板橋雅弘さんの『おきざりにしたリグレットを拾いに。あの日のきみへと、もう一度』を読みました。
読み始めは登場人物の年齢が50代前後ということもあり、20代の私とは年齢が離れているため共感できない部分が多々あるなとか思いながら読んでしました。
しかし、読了後は後悔には年齢なんて関係ないんだということを感じることができ本作を読んで人生を見つめなおしたいと思うようになりました。
以下、あらすじと感想になります。
『おきざりにしたリグレットを拾いに。あの日のきみへと、もう一度』のあらすじ
高校2年の文化祭で、羽柴颯太、木村和樹、落合真弓、杉島誠一、江藤幸也、鮎川由香の6人はバンド仲間としてステージに立った。
その後彼らは、別々の人生を歩んで生きてきたが、約30年後木村は、羽柴と再会したことをきっかけとするかのように、木村は彼ら5人の人生と関わるようになった。
しかし、木村は55歳になったときに孤独死してしまう…。
木村が亡くなったことをきっかけに、残された5人は旧交を温めることになった。
葬儀の後、5人それぞれがこれまでの人生で心に抱えた苦い思いを打ち明けていると、そこで突然地震が起きた。
気が付くと彼ら5人はそれぞれがの人生で悔いを残したあの日にタイムスリップしていた。
突然の出来事に戸惑いながらも後悔を埋めるために、それぞれの過去を変更しようとする彼ら。
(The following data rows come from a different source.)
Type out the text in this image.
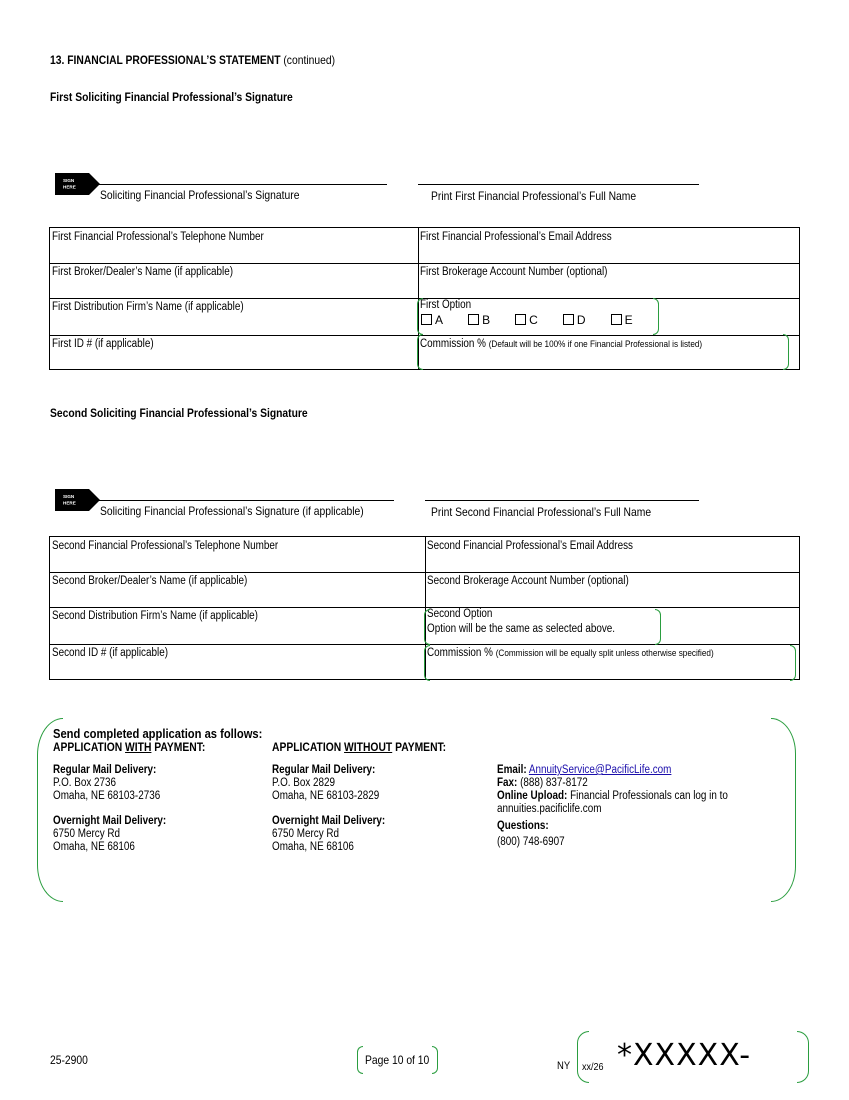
13. FINANCIAL PROFESSIONAL’S STATEMENT (continued)
First Soliciting Financial Professional’s Signature
SIGN
HERE
Soliciting Financial Professional’s Signature	Print First Financial Professional’s Full Name
First Financial Professional’s Telephone Number	First Financial Professional’s Email Address
First Broker/Dealer’s Name (if applicable)	First Brokerage Account Number (optional)
First Distribution Firm’s Name (if applicable)	First Option
A	B	C	D	E
First ID # (if applicable)	Commission % (Default will be 100% if one Financial Professional is listed)
Second Soliciting Financial Professional’s Signature
SIGN
HERE
Soliciting Financial Professional’s Signature (if applicable)	Print Second Financial Professional’s Full Name
Second Financial Professional’s Telephone Number	Second Financial Professional’s Email Address
Second Broker/Dealer’s Name (if applicable)	Second Brokerage Account Number (optional)
Second Distribution Firm’s Name (if applicable)	Second Option
Option will be the same as selected above.
Second ID # (if applicable)	Commission % (Commission will be equally split unless otherwise specified)
Send completed application as follows:
APPLICATION WITH PAYMENT:	APPLICATION WITHOUT PAYMENT:
Regular Mail Delivery:
P.O. Box 2736
Omaha, NE 68103-2736
Overnight Mail Delivery:
6750 Mercy Rd
Omaha, NE 68106
Regular Mail Delivery:
P.O. Box 2829
Omaha, NE 68103-2829
Overnight Mail Delivery:
6750 Mercy Rd
Omaha, NE 68106
Email: AnnuityService@PacificLife.com
Fax: (888) 837-8172
Online Upload: Financial Professionals can log in to
annuities.pacificlife.com
Questions:
(800) 748-6907
25-2900	Page 10 of 10	NY xx/26 *XXXXX-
果たして彼らは過去の後悔を埋めて、未来を変えることができるのか。
感想(ネタバレあり)
後悔と人生
どんなに上手くいっている人でも、長い人生の中で後悔の一つや二つは必ずあります。
この物語にでてきた6人は、それぞれがタイミングは違えど人生の中でやり直したいと思った後悔の瞬間がありました。
羽柴は、高校生のころ鮎川に告白できなかったこと。
落合は、母の認知症を早期に発見できなかったこと。
杉島は、父の死に際で逃げ出したこと。
江藤は、娘の気持ちを汲み取ってあげることができなかったこと。
鮎川は、自分の生き方について悩み続けたこと。
木村は、高校以来6人で集まることができなかったこと。
こうして6人の後悔をまとめてみたら羽柴の後悔だけ少し弱いもののようにも見えます。
ただ、後悔ってあくまでその人が人生の中で悔いていることなので無理にレベルを合わせる必要はないんだということなんでしょうね。
木村を除いた5人は、過去に戻って後悔を残さないようにしようとしましたが、未来に戻った彼らの人生は何一つ変わっていませんでした。
ただ、彼らの気持ちは以前と比べるととても晴れ晴れしているように感じることができます。
その理由は、彼らがずっと抱えてきた後悔を清算することができたからなんでしょうね。
もちろん現実世界では、過去に戻ってあの日の後悔を埋めるということは不可能でしょうが、気持ちに清算をつけることは可能です。
後悔したことをやり直すことはできないけれども、気持ちに清算をつけることでこれからの人生を充実させていくことの大切さを本作から学ぶことができました。
友人の大切さ
この作品のテーマの一つに友情があると私は思っています。
友人との付き合いをおろそかにしないでほしいというメッセージを本作から感じました。
この物語にでてきた6人は木村以外は約40年ぶりに再会することになりました。
もし彼らが文化祭のバンド後も豆に関りを持ち合えば、お互いの後悔のタイミングで友人と相談して未然に防ぐことができたのではないかと思います。
木村は、偶然ではあるけど他の5人と再会したことで、唯一友人との付き合いを大切にしていた人間のようにも思います。
そのおかげで他の5人も再開することができました。
おそらく今後の人生ではかれらは40年を埋めるかのように関りあることになると思いますので、木村には感謝してもしきれないはずです。
私自身も、社会人になってからあまり連絡しなくなった友人がいるのでこの本をきっかけに久しぶりに連絡したいなと思いました。
まとめ
『おきざりにしたリグレットを拾いに。あの日のきみへと、もう一度』から後悔を生産することと友人を大切にすることが人生を楽しく生きるための秘訣だということを学びました。
人生で悩んでいることがある人や過去にとらわれている人にはすごくおすすめの作品ですのでぜひ読んでみてください。